Khal Drogo deitou-se em cima dela. A velha mulher atirou um punhado
de folhas secas em um braseiro, enchendo o aposento de fumaça
odorífera. - É melhor esperarem lá fora - disse aos outros.
- Somos
sangue do seu sangue - disse Cohollo. - Esperamos aqui. Qotho
aproximou-se de Mirri Maz Duur.
- É
melhor que saiba isto, mulher do Deus Ovelha. Se fizer mal ao khal,
sofrerá o mesmo destino - puxou a faca de esfolar e mostrou-lhe a
lâmina,
- Ela não
fará mal - Dany sentia que podia confiar naquela velha mulher de
semblante simples, com o nariz achatado; afinal de contas, salvara-a
das mãos dos violadores.
- Se têm
de ficar, então ajudem - disse Mirri aos companheiros de sangue. - O
Grande Cavaleiro é forte demais para mim. Mantenham-no parado
enquanto arranco a seta de sua carne - deixou os farrapos de seu
vestido cair até a cintura enquanto abria um cofre esculpido, e
atarefou-se com garrafas e caixas, facas e agulhas. Quando estava
pronta, partiu a ponta farpada da seta e puxou a haste, enquanto
entoava um cântico na língua cantante dos lhazarenos. Aqueceu no
braseiro uma garrafa de vinho até ferver e despejou-a sobre as
feridas de Khal Drogo. Drogo amaldiçoou-a, mas não se mexeu. Ela
grudou na ferida da seta um emplastro de folhas úmidas e virou-se
para o golpe no peito, untando-o com uma pasta verde-clara antes de
voltar a pôr a aba de pele no lugar.
O khal
rangeu os dentes e engoliu um grito. A esposa de deus pegou uma
agulha de prata e um fuso de fio de seda e começou a fechar a
ferida.

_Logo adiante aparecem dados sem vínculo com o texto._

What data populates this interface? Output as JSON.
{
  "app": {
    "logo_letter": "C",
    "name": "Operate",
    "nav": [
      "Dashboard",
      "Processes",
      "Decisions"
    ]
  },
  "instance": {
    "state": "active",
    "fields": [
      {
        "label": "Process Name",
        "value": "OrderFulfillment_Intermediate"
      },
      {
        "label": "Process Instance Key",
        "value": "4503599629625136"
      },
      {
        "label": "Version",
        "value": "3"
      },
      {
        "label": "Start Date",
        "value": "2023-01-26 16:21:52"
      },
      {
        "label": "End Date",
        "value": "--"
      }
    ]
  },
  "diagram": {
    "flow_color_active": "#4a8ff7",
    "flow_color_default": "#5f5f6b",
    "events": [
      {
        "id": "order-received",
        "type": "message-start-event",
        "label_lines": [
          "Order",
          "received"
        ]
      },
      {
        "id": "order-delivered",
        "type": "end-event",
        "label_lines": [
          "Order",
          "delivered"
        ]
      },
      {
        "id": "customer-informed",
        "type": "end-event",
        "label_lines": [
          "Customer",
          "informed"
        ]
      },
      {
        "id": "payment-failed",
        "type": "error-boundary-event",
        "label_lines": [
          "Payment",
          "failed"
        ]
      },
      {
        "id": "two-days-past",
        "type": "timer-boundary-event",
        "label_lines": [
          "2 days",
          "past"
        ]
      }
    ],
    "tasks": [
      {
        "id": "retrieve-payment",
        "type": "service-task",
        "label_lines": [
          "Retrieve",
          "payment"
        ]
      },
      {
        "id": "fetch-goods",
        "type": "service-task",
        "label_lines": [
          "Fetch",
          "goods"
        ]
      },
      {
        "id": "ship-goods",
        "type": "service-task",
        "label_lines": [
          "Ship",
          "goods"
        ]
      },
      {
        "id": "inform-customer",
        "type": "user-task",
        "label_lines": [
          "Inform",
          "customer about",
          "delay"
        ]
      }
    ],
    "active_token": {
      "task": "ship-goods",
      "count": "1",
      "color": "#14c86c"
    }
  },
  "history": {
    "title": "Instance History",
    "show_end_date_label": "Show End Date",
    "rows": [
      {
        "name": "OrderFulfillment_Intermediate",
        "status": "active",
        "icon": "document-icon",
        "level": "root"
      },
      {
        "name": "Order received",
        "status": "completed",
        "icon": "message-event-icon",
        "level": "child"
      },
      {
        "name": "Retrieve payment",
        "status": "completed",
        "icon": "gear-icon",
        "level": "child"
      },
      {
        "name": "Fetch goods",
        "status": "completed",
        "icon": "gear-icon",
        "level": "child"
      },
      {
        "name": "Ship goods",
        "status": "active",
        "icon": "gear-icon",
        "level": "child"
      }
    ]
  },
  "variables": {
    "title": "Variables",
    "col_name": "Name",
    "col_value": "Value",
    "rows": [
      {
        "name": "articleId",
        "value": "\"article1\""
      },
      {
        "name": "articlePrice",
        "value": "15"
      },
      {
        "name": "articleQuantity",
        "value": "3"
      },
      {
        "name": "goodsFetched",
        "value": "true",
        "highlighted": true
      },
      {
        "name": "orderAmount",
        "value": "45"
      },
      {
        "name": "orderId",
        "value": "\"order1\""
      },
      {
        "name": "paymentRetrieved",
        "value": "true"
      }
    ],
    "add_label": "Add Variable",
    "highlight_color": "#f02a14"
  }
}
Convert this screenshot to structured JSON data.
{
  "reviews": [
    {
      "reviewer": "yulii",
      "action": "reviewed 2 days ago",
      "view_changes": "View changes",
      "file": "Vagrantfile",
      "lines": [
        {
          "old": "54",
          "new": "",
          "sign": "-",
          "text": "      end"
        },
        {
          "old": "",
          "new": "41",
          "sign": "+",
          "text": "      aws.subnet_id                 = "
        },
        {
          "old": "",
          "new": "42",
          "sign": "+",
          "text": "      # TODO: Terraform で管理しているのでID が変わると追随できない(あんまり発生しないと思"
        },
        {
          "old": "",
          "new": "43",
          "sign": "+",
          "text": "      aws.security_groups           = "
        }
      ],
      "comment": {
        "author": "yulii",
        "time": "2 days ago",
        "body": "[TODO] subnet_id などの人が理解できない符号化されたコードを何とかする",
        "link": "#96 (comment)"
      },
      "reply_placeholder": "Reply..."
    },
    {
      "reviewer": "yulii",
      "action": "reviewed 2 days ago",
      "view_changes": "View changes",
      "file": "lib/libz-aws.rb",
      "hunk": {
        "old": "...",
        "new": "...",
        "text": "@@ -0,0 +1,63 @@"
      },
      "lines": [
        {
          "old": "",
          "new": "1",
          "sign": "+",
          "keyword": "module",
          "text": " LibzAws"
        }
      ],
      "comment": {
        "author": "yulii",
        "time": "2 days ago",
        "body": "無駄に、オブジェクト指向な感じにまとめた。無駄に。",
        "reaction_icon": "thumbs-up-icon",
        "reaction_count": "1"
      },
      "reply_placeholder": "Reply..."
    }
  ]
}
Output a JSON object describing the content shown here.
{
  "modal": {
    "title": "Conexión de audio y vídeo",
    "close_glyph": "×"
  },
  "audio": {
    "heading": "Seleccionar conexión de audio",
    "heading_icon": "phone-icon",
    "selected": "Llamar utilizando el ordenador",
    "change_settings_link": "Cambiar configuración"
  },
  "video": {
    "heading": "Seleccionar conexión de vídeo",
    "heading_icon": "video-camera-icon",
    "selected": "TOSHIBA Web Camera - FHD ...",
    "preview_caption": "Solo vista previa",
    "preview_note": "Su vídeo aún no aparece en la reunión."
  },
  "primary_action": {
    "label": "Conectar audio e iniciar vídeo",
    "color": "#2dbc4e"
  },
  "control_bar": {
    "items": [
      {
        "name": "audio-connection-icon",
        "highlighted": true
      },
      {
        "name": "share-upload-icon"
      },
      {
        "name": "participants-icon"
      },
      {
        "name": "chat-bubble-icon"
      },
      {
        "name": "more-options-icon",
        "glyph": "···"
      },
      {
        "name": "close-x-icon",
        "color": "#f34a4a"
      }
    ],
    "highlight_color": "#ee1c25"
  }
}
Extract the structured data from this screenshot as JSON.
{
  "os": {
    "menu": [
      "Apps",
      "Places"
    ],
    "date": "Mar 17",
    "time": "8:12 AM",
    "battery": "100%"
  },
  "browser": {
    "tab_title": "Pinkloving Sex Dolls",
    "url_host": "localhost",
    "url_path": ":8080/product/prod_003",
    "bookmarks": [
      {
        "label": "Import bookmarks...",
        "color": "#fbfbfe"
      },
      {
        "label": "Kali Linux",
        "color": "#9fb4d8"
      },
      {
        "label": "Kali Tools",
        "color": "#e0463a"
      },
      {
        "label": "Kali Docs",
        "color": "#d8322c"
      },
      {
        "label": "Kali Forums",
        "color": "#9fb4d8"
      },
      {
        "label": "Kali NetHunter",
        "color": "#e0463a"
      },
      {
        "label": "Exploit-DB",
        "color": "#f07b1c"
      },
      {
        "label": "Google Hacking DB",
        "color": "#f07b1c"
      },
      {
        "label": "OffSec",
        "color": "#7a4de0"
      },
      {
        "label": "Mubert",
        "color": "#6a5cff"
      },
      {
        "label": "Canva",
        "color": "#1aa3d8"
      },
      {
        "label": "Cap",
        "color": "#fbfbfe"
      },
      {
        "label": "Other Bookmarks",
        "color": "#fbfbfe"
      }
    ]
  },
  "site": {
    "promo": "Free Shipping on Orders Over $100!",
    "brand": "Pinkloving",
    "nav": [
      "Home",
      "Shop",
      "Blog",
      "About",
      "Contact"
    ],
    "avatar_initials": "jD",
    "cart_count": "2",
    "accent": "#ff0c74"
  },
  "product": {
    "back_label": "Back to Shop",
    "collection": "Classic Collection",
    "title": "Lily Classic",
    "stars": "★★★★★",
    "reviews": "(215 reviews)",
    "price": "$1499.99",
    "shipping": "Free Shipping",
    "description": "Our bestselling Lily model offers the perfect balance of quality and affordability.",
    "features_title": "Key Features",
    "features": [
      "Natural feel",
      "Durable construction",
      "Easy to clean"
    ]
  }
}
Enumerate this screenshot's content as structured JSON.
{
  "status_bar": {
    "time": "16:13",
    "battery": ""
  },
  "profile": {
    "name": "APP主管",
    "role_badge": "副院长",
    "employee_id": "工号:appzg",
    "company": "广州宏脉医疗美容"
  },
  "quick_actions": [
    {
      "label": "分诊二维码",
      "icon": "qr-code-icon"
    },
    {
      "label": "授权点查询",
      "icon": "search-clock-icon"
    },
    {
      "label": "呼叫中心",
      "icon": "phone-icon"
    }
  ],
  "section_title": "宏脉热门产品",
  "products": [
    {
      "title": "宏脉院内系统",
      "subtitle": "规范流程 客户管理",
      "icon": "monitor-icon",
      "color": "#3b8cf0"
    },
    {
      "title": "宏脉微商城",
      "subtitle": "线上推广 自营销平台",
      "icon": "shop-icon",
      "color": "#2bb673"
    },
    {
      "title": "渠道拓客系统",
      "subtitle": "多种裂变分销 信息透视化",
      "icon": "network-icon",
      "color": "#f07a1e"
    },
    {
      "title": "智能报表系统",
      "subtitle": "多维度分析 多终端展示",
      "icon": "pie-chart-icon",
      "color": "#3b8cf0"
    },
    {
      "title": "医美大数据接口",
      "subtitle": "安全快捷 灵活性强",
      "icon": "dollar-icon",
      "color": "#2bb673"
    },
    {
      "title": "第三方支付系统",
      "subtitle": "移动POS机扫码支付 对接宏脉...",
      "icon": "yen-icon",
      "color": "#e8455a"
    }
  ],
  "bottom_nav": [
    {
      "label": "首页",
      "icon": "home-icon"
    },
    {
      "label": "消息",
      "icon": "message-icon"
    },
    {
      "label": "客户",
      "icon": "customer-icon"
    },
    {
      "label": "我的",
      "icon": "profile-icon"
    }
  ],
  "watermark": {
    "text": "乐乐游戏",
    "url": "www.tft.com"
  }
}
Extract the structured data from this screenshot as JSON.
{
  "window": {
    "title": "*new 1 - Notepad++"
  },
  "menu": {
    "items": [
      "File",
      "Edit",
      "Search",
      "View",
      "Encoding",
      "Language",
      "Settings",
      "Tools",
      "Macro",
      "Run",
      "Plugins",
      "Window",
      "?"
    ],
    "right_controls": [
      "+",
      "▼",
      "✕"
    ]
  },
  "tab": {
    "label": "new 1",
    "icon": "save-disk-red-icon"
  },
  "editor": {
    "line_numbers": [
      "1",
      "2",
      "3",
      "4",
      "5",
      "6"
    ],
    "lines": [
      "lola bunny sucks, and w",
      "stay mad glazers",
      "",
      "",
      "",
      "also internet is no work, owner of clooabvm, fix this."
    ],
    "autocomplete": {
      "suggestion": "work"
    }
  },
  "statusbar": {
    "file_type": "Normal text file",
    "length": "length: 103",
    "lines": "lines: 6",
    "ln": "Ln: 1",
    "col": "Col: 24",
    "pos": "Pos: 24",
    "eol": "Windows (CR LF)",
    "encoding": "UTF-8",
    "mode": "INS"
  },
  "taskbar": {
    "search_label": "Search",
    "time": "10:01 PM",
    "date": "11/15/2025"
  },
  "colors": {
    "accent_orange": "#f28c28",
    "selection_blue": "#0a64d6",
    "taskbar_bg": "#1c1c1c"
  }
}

Quando terminou, pintou a pele com unguento vermelho,
cobriu-o com mais folhas e atou o peito com um pedaço esfarrapado de
couro de ovelha.
- Deve
dizer as preces que vou lhe dar e manter o couro de ovelha no lugar
durante dez dias e dez noites - disse. - Vai haver febre, comichão e
uma grande cicatriz quando a ferida sarar.
Khal
Drogo sentou-se, com os sinos a tilintar.
- Eu
canto sobre as minhas cicatrizes, mulher-ovelha - dobrou o braço e
fez uma careta.
- Não
pode beber nem vinho nem leite da papoula - preveniu-o a mulher. -
Terá dores, mas deve manter o corpo forte para combater os espíritos
do veneno.
- Sou
khal - disse Drogo. - Cuspo na dor e bebo o que quiser. Cohollo,
traga-me a roupa - o homem mais velho apressou-se a sair.
- Antes -
disse Dany à feia lhazarena - ouvi você falar de canções de
parto...
- Conheço
todos os segredos da cama sangrenta, Senhora de Prata, e nunca perdi
um bebê - respondeu Mirri Maz Duur.
- O meu
tempo está próximo - disse Dany. - Quero que cuide de mim quando
chegar, se quiser.
Khal
Drogo deu risada.
- Lua da
minha vida, não se pede a uma escrava, ordena-lhe. Ela fará o que
mandar - saltou do altar. - Vem, meu sangue. Os garanhões chamam,
este lugar é cinzas. É hora de montar.
Haggo
seguiu o khal para fora do templo, mas Qotho deixou-se ficar tempo
suficiente para brindar Mirri Maz Duur com um olhar duro.
-
Lembre-se, maegi, como passar o khal, assim passará você.
- Seja
como diz, cavaleiro - respondeu-lhe a mulher, recolhendo seus jarros
e garrafas. - O Grande Pastor guarda o rebanho.